The most notorious F.A.L.N. bombing occurred in downtown New York City in 1975, killing four people. Six more people died in the bombing spree overseen by López Rivera (including a police officer) and dozens more were maimed.

López Rivera got fifteen more years tacked onto his sentence while in prison for trying to escape with explosives. Former President Bill Clinton in 1999 offered all members of the F.A.L.N. clemency on the condition that they renounce violent terrorism, but López Rivera was the only one to refuse.

López Rivera refuses to call himself a terrorist, however. "I do not have blood on my hands, and that’s why I cannot be a terrorist," he said after he was released on May 17.

Police groups were among the first to pull out of the parade, with the NYPD and the NYPD's Hispanic Society announcing their intention to boycott. The FDNY officers' union and FDNY Hispanic Society on Tuesday announced the same.

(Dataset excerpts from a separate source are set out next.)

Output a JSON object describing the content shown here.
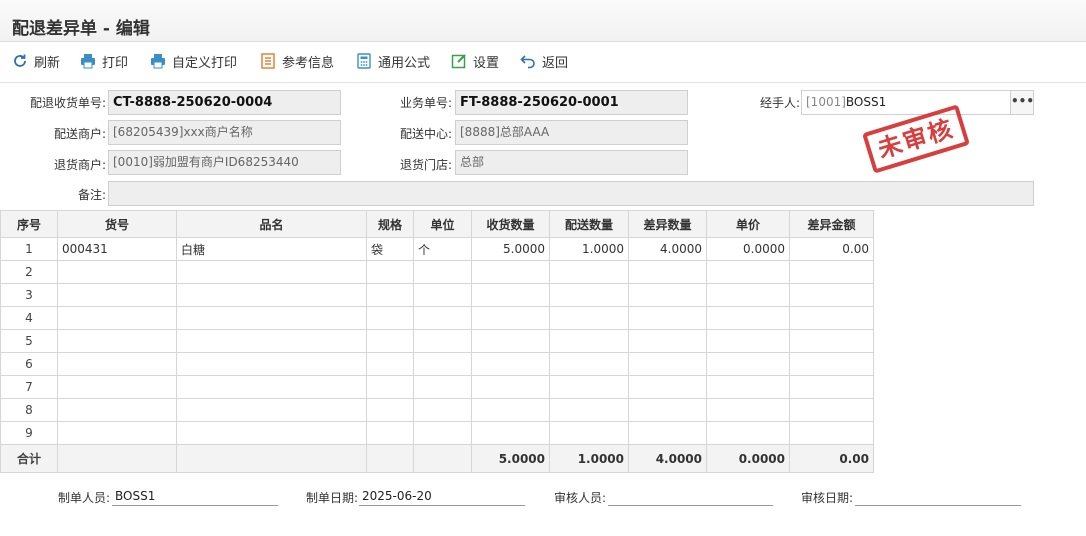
{
  "window": {
    "title": "配退差异单 - 编辑"
  },
  "toolbar": {
    "refresh": "刷新",
    "print": "打印",
    "custom_print": "自定义打印",
    "reference_info": "参考信息",
    "common_formula": "通用公式",
    "settings": "设置",
    "back": "返回"
  },
  "form": {
    "return_order_no_label": "配退收货单号:",
    "return_order_no": "CT-8888-250620-0004",
    "business_no_label": "业务单号:",
    "business_no": "FT-8888-250620-0001",
    "handler_label": "经手人:",
    "handler_code": "[1001]",
    "handler_name": "BOSS1",
    "handler_more": "•••",
    "delivery_merchant_label": "配送商户:",
    "delivery_merchant": "[68205439]xxx商户名称",
    "delivery_center_label": "配送中心:",
    "delivery_center": "[8888]总部AAA",
    "return_merchant_label": "退货商户:",
    "return_merchant": "[0010]弱加盟有商户ID68253440",
    "return_store_label": "退货门店:",
    "return_store": "总部",
    "remark_label": "备注:",
    "remark": ""
  },
  "stamp": {
    "text": "未审核",
    "color": "#d42a2a"
  },
  "grid": {
    "columns": [
      "序号",
      "货号",
      "品名",
      "规格",
      "单位",
      "收货数量",
      "配送数量",
      "差异数量",
      "单价",
      "差异金额"
    ],
    "rows": [
      [
        "1",
        "000431",
        "白糖",
        "袋",
        "个",
        "5.0000",
        "1.0000",
        "4.0000",
        "0.0000",
        "0.00"
      ],
      [
        "2",
        "",
        "",
        "",
        "",
        "",
        "",
        "",
        "",
        ""
      ],
      [
        "3",
        "",
        "",
        "",
        "",
        "",
        "",
        "",
        "",
        ""
      ],
      [
        "4",
        "",
        "",
        "",
        "",
        "",
        "",
        "",
        "",
        ""
      ],
      [
        "5",
        "",
        "",
        "",
        "",
        "",
        "",
        "",
        "",
        ""
      ],
      [
        "6",
        "",
        "",
        "",
        "",
        "",
        "",
        "",
        "",
        ""
      ],
      [
        "7",
        "",
        "",
        "",
        "",
        "",
        "",
        "",
        "",
        ""
      ],
      [
        "8",
        "",
        "",
        "",
        "",
        "",
        "",
        "",
        "",
        ""
      ],
      [
        "9",
        "",
        "",
        "",
        "",
        "",
        "",
        "",
        "",
        ""
      ]
    ],
    "total": [
      "合计",
      "",
      "",
      "",
      "",
      "5.0000",
      "1.0000",
      "4.0000",
      "0.0000",
      "0.00"
    ]
  },
  "footer": {
    "maker_label": "制单人员:",
    "maker": "BOSS1",
    "make_date_label": "制单日期:",
    "make_date": "2025-06-20",
    "auditor_label": "审核人员:",
    "auditor": "",
    "audit_date_label": "审核日期:",
    "audit_date": ""
  },
  "icons": {
    "refresh": "refresh-icon",
    "print": "printer-icon",
    "custom_print": "printer-icon",
    "reference_info": "list-icon",
    "common_formula": "calculator-icon",
    "settings": "edit-icon",
    "back": "undo-icon"
  }
}
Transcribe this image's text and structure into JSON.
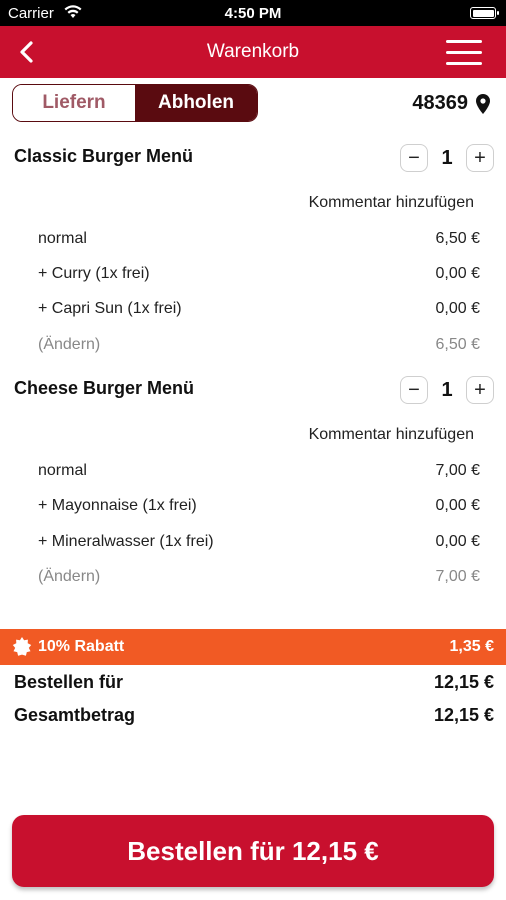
{
  "status": {
    "carrier": "Carrier",
    "time": "4:50 PM"
  },
  "nav": {
    "title": "Warenkorb"
  },
  "mode": {
    "deliver": "Liefern",
    "pickup": "Abholen",
    "active": "pickup"
  },
  "location": {
    "zip": "48369"
  },
  "items": [
    {
      "name": "Classic Burger Menü",
      "qty": "1",
      "comment_label": "Kommentar hinzufügen",
      "lines": [
        {
          "label": "normal",
          "price": "6,50 €"
        },
        {
          "label": "+ Curry (1x frei)",
          "price": "0,00 €"
        },
        {
          "label": "+ Capri Sun (1x frei)",
          "price": "0,00 €"
        },
        {
          "label": "(Ändern)",
          "price": "6,50 €"
        }
      ]
    },
    {
      "name": "Cheese Burger Menü",
      "qty": "1",
      "comment_label": "Kommentar hinzufügen",
      "lines": [
        {
          "label": "normal",
          "price": "7,00 €"
        },
        {
          "label": "+ Mayonnaise (1x frei)",
          "price": "0,00 €"
        },
        {
          "label": "+ Mineralwasser (1x frei)",
          "price": "0,00 €"
        },
        {
          "label": "(Ändern)",
          "price": "7,00 €"
        }
      ]
    }
  ],
  "discount": {
    "label": "10% Rabatt",
    "amount": "1,35 €"
  },
  "summary": {
    "order_for_label": "Bestellen für",
    "order_for_value": "12,15 €",
    "total_label": "Gesamtbetrag",
    "total_value": "12,15 €"
  },
  "cta": {
    "label": "Bestellen für 12,15 €"
  },
  "colors": {
    "brand": "#c8102e",
    "dark": "#5a0b10",
    "discount": "#f15a24"
  }
}
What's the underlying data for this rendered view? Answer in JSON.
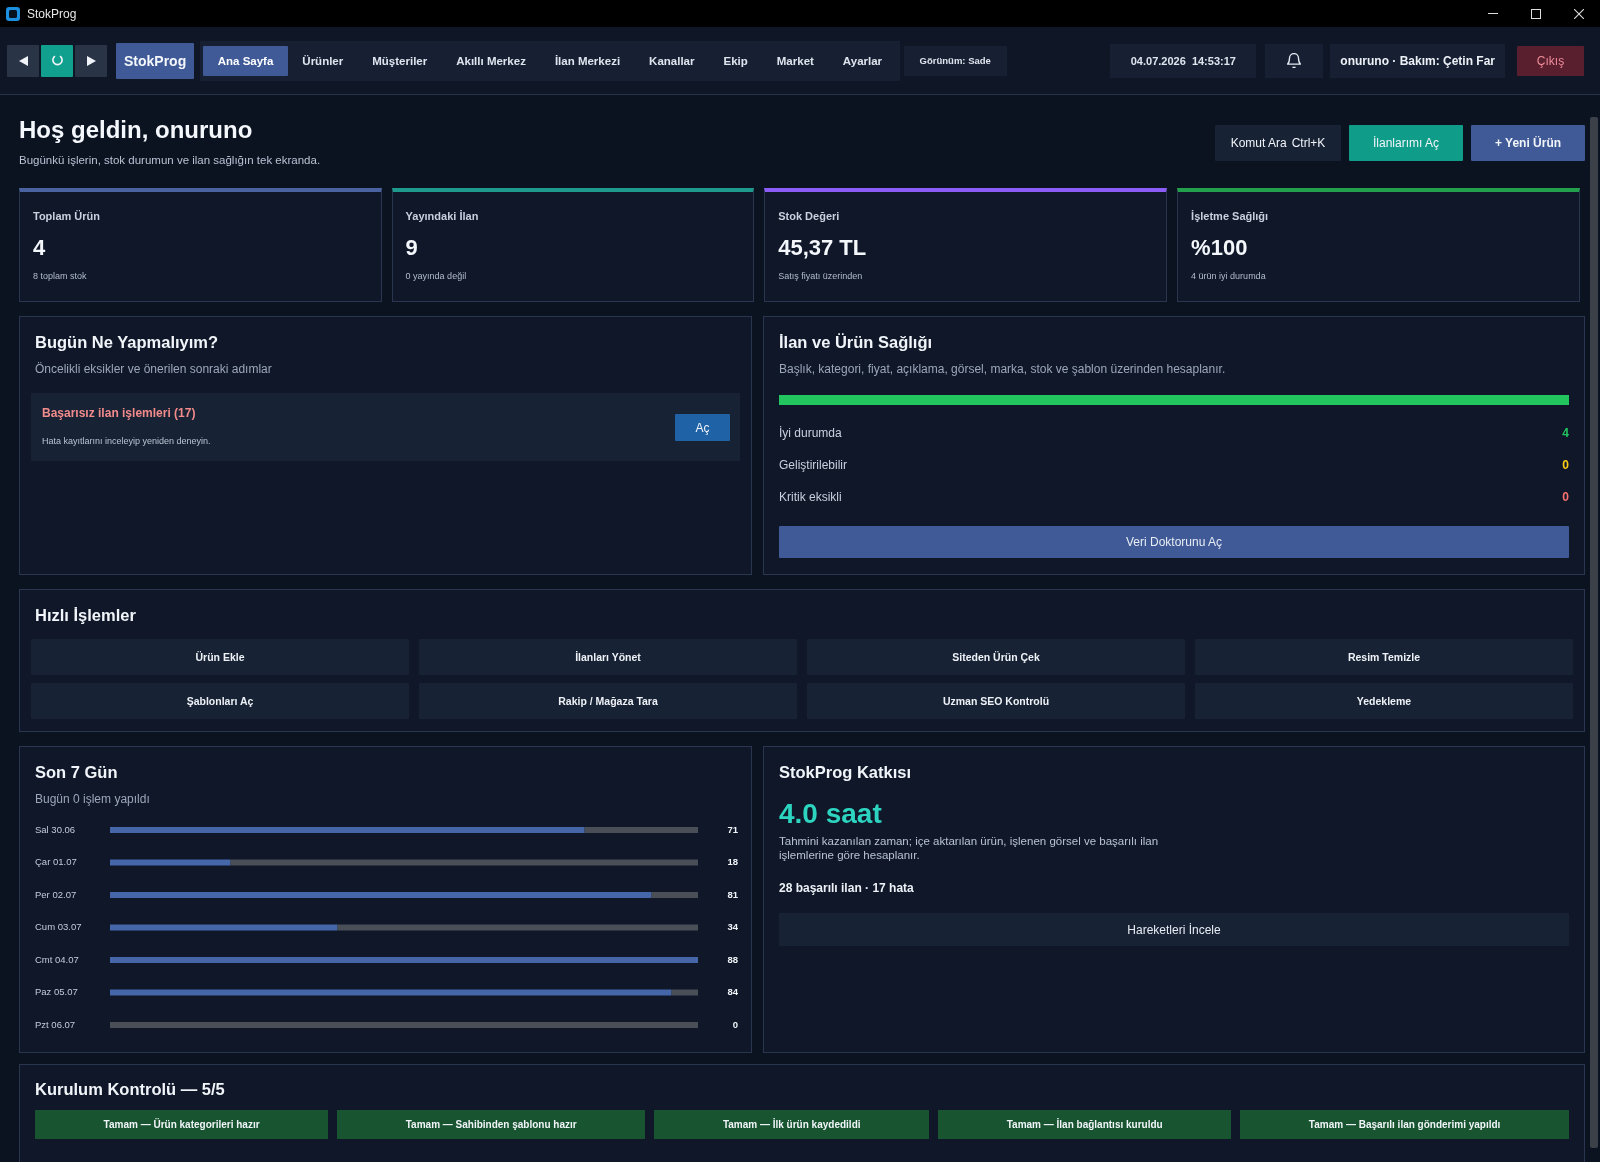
{
  "window": {
    "title": "StokProg"
  },
  "navbar": {
    "brand": "StokProg",
    "tabs": [
      {
        "label": "Ana Sayfa",
        "selected": true
      },
      {
        "label": "Ürünler",
        "selected": false
      },
      {
        "label": "Müşteriler",
        "selected": false
      },
      {
        "label": "Akıllı Merkez",
        "selected": false
      },
      {
        "label": "İlan Merkezi",
        "selected": false
      },
      {
        "label": "Kanallar",
        "selected": false
      },
      {
        "label": "Ekip",
        "selected": false
      },
      {
        "label": "Market",
        "selected": false
      },
      {
        "label": "Ayarlar",
        "selected": false
      }
    ],
    "view_mode": "Görünüm: Sade",
    "datetime": "04.07.2026  14:53:17",
    "user": "onuruno · Bakım: Çetin Far",
    "logout": "Çıkış"
  },
  "header": {
    "title": "Hoş geldin, onuruno",
    "subtitle": "Bugünkü işlerin, stok durumun ve ilan sağlığın tek ekranda.",
    "actions": [
      {
        "label": "Komut Ara",
        "shortcut": "Ctrl+K",
        "kind": "plain"
      },
      {
        "label": "İlanlarımı Aç",
        "kind": "accent"
      },
      {
        "label": "+ Yeni Ürün",
        "kind": "primary"
      }
    ]
  },
  "stats": [
    {
      "label": "Toplam Ürün",
      "value": "4",
      "note": "8 toplam stok",
      "color": "#4a63a0"
    },
    {
      "label": "Yayındaki İlan",
      "value": "9",
      "note": "0 yayında değil",
      "color": "#1d9a8c"
    },
    {
      "label": "Stok Değeri",
      "value": "45,37 TL",
      "note": "Satış fiyatı üzerinden",
      "color": "#8b5cf6"
    },
    {
      "label": "İşletme Sağlığı",
      "value": "%100",
      "note": "4 ürün iyi durumda",
      "color": "#22a04b"
    }
  ],
  "todo": {
    "title": "Bugün Ne Yapmalıyım?",
    "subtitle": "Öncelikli eksikler ve önerilen sonraki adımlar",
    "items": [
      {
        "kind": "error",
        "title": "Başarısız ilan işlemleri (17)",
        "detail": "Hata kayıtlarını inceleyip yeniden deneyin.",
        "action": "Aç"
      }
    ]
  },
  "health": {
    "title": "İlan ve Ürün Sağlığı",
    "subtitle": "Başlık, kategori, fiyat, açıklama, görsel, marka, stok ve şablon üzerinden hesaplanır.",
    "level": 1,
    "rows": [
      {
        "label": "İyi durumda",
        "count": "4",
        "color": "#22c55e"
      },
      {
        "label": "Geliştirilebilir",
        "count": "0",
        "color": "#facc15"
      },
      {
        "label": "Kritik eksikli",
        "count": "0",
        "color": "#f87171"
      }
    ],
    "action": "Veri Doktorunu Aç"
  },
  "quick_actions": {
    "title": "Hızlı İşlemler",
    "buttons": [
      "Ürün Ekle",
      "İlanları Yönet",
      "Siteden Ürün Çek",
      "Resim Temizle",
      "Şablonları Aç",
      "Rakip / Mağaza Tara",
      "Uzman SEO Kontrolü",
      "Yedekleme"
    ]
  },
  "weekly": {
    "title": "Son 7 Gün",
    "subtitle": "Bugün 0 işlem yapıldı",
    "chart_data": {
      "type": "bar",
      "orientation": "horizontal",
      "categories": [
        "Sal 30.06",
        "Çar 01.07",
        "Per 02.07",
        "Cum 03.07",
        "Cmt 04.07",
        "Paz 05.07",
        "Pzt 06.07"
      ],
      "values": [
        71,
        18,
        81,
        34,
        88,
        84,
        0
      ],
      "data_labels": true
    }
  },
  "contribution": {
    "title": "StokProg Katkısı",
    "hours": "4.0 saat",
    "description": "Tahmini kazanılan zaman; içe aktarılan ürün, işlenen görsel ve başarılı ilan işlemlerine göre hesaplanır.",
    "summary": "28 başarılı ilan · 17 hata",
    "action": "Hareketleri İncele"
  },
  "setup": {
    "title": "Kurulum Kontrolü — 5/5",
    "steps": [
      {
        "label": "Tamam — Ürün kategorileri hazır",
        "done": true
      },
      {
        "label": "Tamam — Sahibinden şablonu hazır",
        "done": true
      },
      {
        "label": "Tamam — İlk ürün kaydedildi",
        "done": true
      },
      {
        "label": "Tamam — İlan bağlantısı kuruldu",
        "done": true
      },
      {
        "label": "Tamam — Başarılı ilan gönderimi yapıldı",
        "done": true
      }
    ]
  }
}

Other major corporations and parade mainstays including the New York Yankees, AT&T and JetBlue will also boycott the parade. Latin-American food giant Goya Foods also has pulled its sponsorship, but wouldn't attribute the decision to the López Rivera invite.

But Democratic Mayor Bill de Blasio still plans to attend the parade.

"The organization he was affiliated with did things I don’t agree with, obviously, and they were illegal," he said at a press conference. "All things considered, I understand why so many Puerto Ricans in this city respect that he fought for Puerto Rico, in their eyes."